At this point the Nets should stop pretending. Don’t say “this is bigger than basketball.” Tsai and the front office should just say they want to win, and it’s their job to focus on the court. Antisemitism, pushing harmful conspiracies, potentially harassing women in the workplace … the Nets should just come right out and say they don’t care about these things when they get in the way of winning.

Brooklyn is reportedly on the verge of hiring Ime Udoka. 

Nathaniel S. Butler/NBAE/Getty Images

Instead, they want to make us believe they’re doing things the right way. That they magically vet Udoka. That they’re concerned with Irving. It’s all nonsense. Brooklyn is desperate to make something of the Kevin Durant–Irving duo, that ownership and the front office keep doubling down on controversy instead of blowing the whole thing up. Doubling down on a team that’s so far proven to be nothing more than disappointing, toothless, and ineffective.

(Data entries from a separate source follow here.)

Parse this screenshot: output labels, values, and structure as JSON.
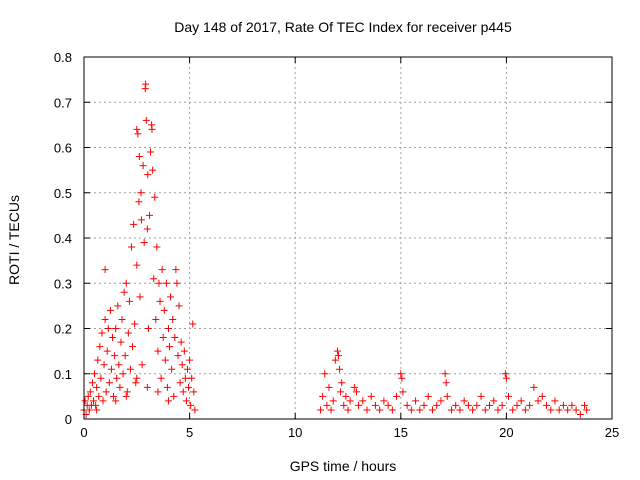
{
  "chart_data": {
    "type": "scatter",
    "title": "Day 148 of 2017, Rate Of TEC Index for receiver p445",
    "xlabel": "GPS time / hours",
    "ylabel": "ROTI / TECUs",
    "xlim": [
      0,
      25
    ],
    "ylim": [
      0,
      0.8
    ],
    "grid": true,
    "marker": "+",
    "color": "#ff0000",
    "x_ticks": [
      "0",
      "5",
      "10",
      "15",
      "20",
      "25"
    ],
    "y_ticks": [
      "0",
      "0.1",
      "0.2",
      "0.3",
      "0.4",
      "0.5",
      "0.6",
      "0.7",
      "0.8"
    ],
    "series": [
      {
        "name": "ROTI",
        "note": "dense scatter; representative sampled points estimated from the plot",
        "points": [
          [
            0.0,
            0.02
          ],
          [
            0.05,
            0.04
          ],
          [
            0.1,
            0.01
          ],
          [
            0.15,
            0.03
          ],
          [
            0.2,
            0.05
          ],
          [
            0.25,
            0.02
          ],
          [
            0.3,
            0.06
          ],
          [
            0.35,
            0.03
          ],
          [
            0.4,
            0.08
          ],
          [
            0.45,
            0.04
          ],
          [
            0.5,
            0.1
          ],
          [
            0.55,
            0.03
          ],
          [
            0.6,
            0.07
          ],
          [
            0.65,
            0.13
          ],
          [
            0.7,
            0.05
          ],
          [
            0.75,
            0.16
          ],
          [
            0.8,
            0.09
          ],
          [
            0.85,
            0.19
          ],
          [
            0.9,
            0.04
          ],
          [
            0.95,
            0.12
          ],
          [
            1.0,
            0.33
          ],
          [
            1.0,
            0.22
          ],
          [
            1.05,
            0.06
          ],
          [
            1.1,
            0.15
          ],
          [
            1.15,
            0.2
          ],
          [
            1.2,
            0.08
          ],
          [
            1.25,
            0.24
          ],
          [
            1.3,
            0.11
          ],
          [
            1.35,
            0.18
          ],
          [
            1.4,
            0.05
          ],
          [
            1.45,
            0.14
          ],
          [
            1.5,
            0.2
          ],
          [
            1.55,
            0.09
          ],
          [
            1.6,
            0.25
          ],
          [
            1.65,
            0.12
          ],
          [
            1.7,
            0.07
          ],
          [
            1.75,
            0.17
          ],
          [
            1.8,
            0.22
          ],
          [
            1.85,
            0.1
          ],
          [
            1.9,
            0.28
          ],
          [
            1.95,
            0.14
          ],
          [
            2.0,
            0.3
          ],
          [
            2.05,
            0.06
          ],
          [
            2.1,
            0.19
          ],
          [
            2.15,
            0.26
          ],
          [
            2.2,
            0.11
          ],
          [
            2.25,
            0.38
          ],
          [
            2.3,
            0.16
          ],
          [
            2.35,
            0.43
          ],
          [
            2.4,
            0.21
          ],
          [
            2.45,
            0.08
          ],
          [
            2.5,
            0.64
          ],
          [
            2.5,
            0.34
          ],
          [
            2.55,
            0.63
          ],
          [
            2.6,
            0.48
          ],
          [
            2.62,
            0.58
          ],
          [
            2.65,
            0.27
          ],
          [
            2.7,
            0.5
          ],
          [
            2.72,
            0.44
          ],
          [
            2.75,
            0.12
          ],
          [
            2.8,
            0.56
          ],
          [
            2.85,
            0.39
          ],
          [
            2.9,
            0.73
          ],
          [
            2.92,
            0.74
          ],
          [
            2.95,
            0.66
          ],
          [
            3.0,
            0.42
          ],
          [
            3.02,
            0.54
          ],
          [
            3.05,
            0.2
          ],
          [
            3.1,
            0.45
          ],
          [
            3.15,
            0.59
          ],
          [
            3.2,
            0.65
          ],
          [
            3.22,
            0.64
          ],
          [
            3.25,
            0.55
          ],
          [
            3.3,
            0.31
          ],
          [
            3.35,
            0.49
          ],
          [
            3.4,
            0.22
          ],
          [
            3.45,
            0.38
          ],
          [
            3.5,
            0.15
          ],
          [
            3.55,
            0.3
          ],
          [
            3.6,
            0.26
          ],
          [
            3.65,
            0.09
          ],
          [
            3.7,
            0.33
          ],
          [
            3.75,
            0.18
          ],
          [
            3.8,
            0.24
          ],
          [
            3.85,
            0.13
          ],
          [
            3.9,
            0.3
          ],
          [
            3.95,
            0.07
          ],
          [
            4.0,
            0.2
          ],
          [
            4.05,
            0.16
          ],
          [
            4.1,
            0.27
          ],
          [
            4.15,
            0.11
          ],
          [
            4.2,
            0.22
          ],
          [
            4.25,
            0.05
          ],
          [
            4.3,
            0.18
          ],
          [
            4.35,
            0.33
          ],
          [
            4.4,
            0.3
          ],
          [
            4.45,
            0.14
          ],
          [
            4.5,
            0.25
          ],
          [
            4.55,
            0.08
          ],
          [
            4.6,
            0.17
          ],
          [
            4.65,
            0.12
          ],
          [
            4.7,
            0.06
          ],
          [
            4.75,
            0.15
          ],
          [
            4.8,
            0.09
          ],
          [
            4.85,
            0.04
          ],
          [
            4.9,
            0.11
          ],
          [
            4.95,
            0.07
          ],
          [
            5.0,
            0.13
          ],
          [
            5.05,
            0.03
          ],
          [
            5.1,
            0.09
          ],
          [
            5.15,
            0.21
          ],
          [
            5.2,
            0.06
          ],
          [
            5.25,
            0.02
          ],
          [
            3.0,
            0.07
          ],
          [
            2.0,
            0.05
          ],
          [
            1.5,
            0.04
          ],
          [
            3.5,
            0.06
          ],
          [
            4.0,
            0.04
          ],
          [
            2.5,
            0.09
          ],
          [
            0.6,
            0.02
          ],
          [
            11.2,
            0.02
          ],
          [
            11.3,
            0.05
          ],
          [
            11.4,
            0.1
          ],
          [
            11.5,
            0.03
          ],
          [
            11.6,
            0.07
          ],
          [
            11.7,
            0.02
          ],
          [
            11.8,
            0.04
          ],
          [
            11.9,
            0.13
          ],
          [
            12.0,
            0.15
          ],
          [
            12.05,
            0.14
          ],
          [
            12.1,
            0.11
          ],
          [
            12.15,
            0.06
          ],
          [
            12.2,
            0.08
          ],
          [
            12.3,
            0.03
          ],
          [
            12.4,
            0.05
          ],
          [
            12.5,
            0.02
          ],
          [
            12.6,
            0.04
          ],
          [
            12.8,
            0.07
          ],
          [
            12.9,
            0.06
          ],
          [
            13.0,
            0.03
          ],
          [
            13.2,
            0.04
          ],
          [
            13.4,
            0.02
          ],
          [
            13.6,
            0.05
          ],
          [
            13.8,
            0.03
          ],
          [
            14.0,
            0.02
          ],
          [
            14.2,
            0.04
          ],
          [
            14.4,
            0.03
          ],
          [
            14.6,
            0.02
          ],
          [
            14.8,
            0.05
          ],
          [
            15.0,
            0.1
          ],
          [
            15.05,
            0.09
          ],
          [
            15.1,
            0.06
          ],
          [
            15.3,
            0.03
          ],
          [
            15.5,
            0.02
          ],
          [
            15.7,
            0.04
          ],
          [
            15.9,
            0.02
          ],
          [
            16.1,
            0.03
          ],
          [
            16.3,
            0.05
          ],
          [
            16.5,
            0.02
          ],
          [
            16.7,
            0.03
          ],
          [
            16.9,
            0.04
          ],
          [
            17.1,
            0.1
          ],
          [
            17.15,
            0.08
          ],
          [
            17.2,
            0.05
          ],
          [
            17.4,
            0.02
          ],
          [
            17.6,
            0.03
          ],
          [
            17.8,
            0.02
          ],
          [
            18.0,
            0.04
          ],
          [
            18.2,
            0.03
          ],
          [
            18.4,
            0.02
          ],
          [
            18.6,
            0.03
          ],
          [
            18.8,
            0.05
          ],
          [
            19.0,
            0.02
          ],
          [
            19.2,
            0.03
          ],
          [
            19.4,
            0.04
          ],
          [
            19.6,
            0.02
          ],
          [
            19.8,
            0.03
          ],
          [
            19.95,
            0.1
          ],
          [
            20.0,
            0.09
          ],
          [
            20.1,
            0.05
          ],
          [
            20.3,
            0.02
          ],
          [
            20.5,
            0.03
          ],
          [
            20.7,
            0.04
          ],
          [
            20.9,
            0.02
          ],
          [
            21.1,
            0.03
          ],
          [
            21.3,
            0.07
          ],
          [
            21.5,
            0.04
          ],
          [
            21.7,
            0.05
          ],
          [
            21.9,
            0.03
          ],
          [
            22.1,
            0.02
          ],
          [
            22.3,
            0.04
          ],
          [
            22.5,
            0.02
          ],
          [
            22.7,
            0.03
          ],
          [
            22.9,
            0.02
          ],
          [
            23.1,
            0.03
          ],
          [
            23.3,
            0.02
          ],
          [
            23.5,
            0.01
          ],
          [
            23.7,
            0.03
          ],
          [
            23.8,
            0.02
          ]
        ]
      }
    ]
  }
}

I’m also not naive enough to believe there is a sports organization in the world that exists that would not make abhorrent exceptions in an ability to win. Several NFL teams are probably still upset they didn’t acquire Deshaun Watson and his 26 lawsuits for sexual misconduct. And in the wake of the Nets, there will undoubtedly be a strain of Twitter contrarianism that will go something like, Obviously Udoka was going to get another job! Did you really think no one would hire him? Do you really expect teams not to prioritize winning? Did you really think the NBA was progressive? Why are you expecting a level of morality?

It’s not that I am surprised to see a team hire Udoka. It’s not that I’ve bought into social justice platitudes from the owner class. It’s that I’m exhausted. And it’s exhausting to think people will make some kind of pseudo-justification for the Nets’ behavior because it’s the way the real world works, as if that’s a good reason not to call out bulls--- when we see it. Should we not expect more? Should we accept not even an appearance of consequences for some of the people involved here?

By now, it’s clear the Nets have an unlimited capacity for shame. The NBA will enable it. Even some media members will, lest they lose their ability to speak with people “in the know” while Irving is in a contract season. And frankly, most people will accept it, and add whatever this situation is on to the growing list of moral compromises made to enjoy seemingly anything. I don’t blame anyone who still expects better and/or wants to hold these teams to higher standards, especially when they want to pretend they have any level of integrity. The Nets want us to believe they can have it both ways when they’ve made what side they’re really on more obvious than ever.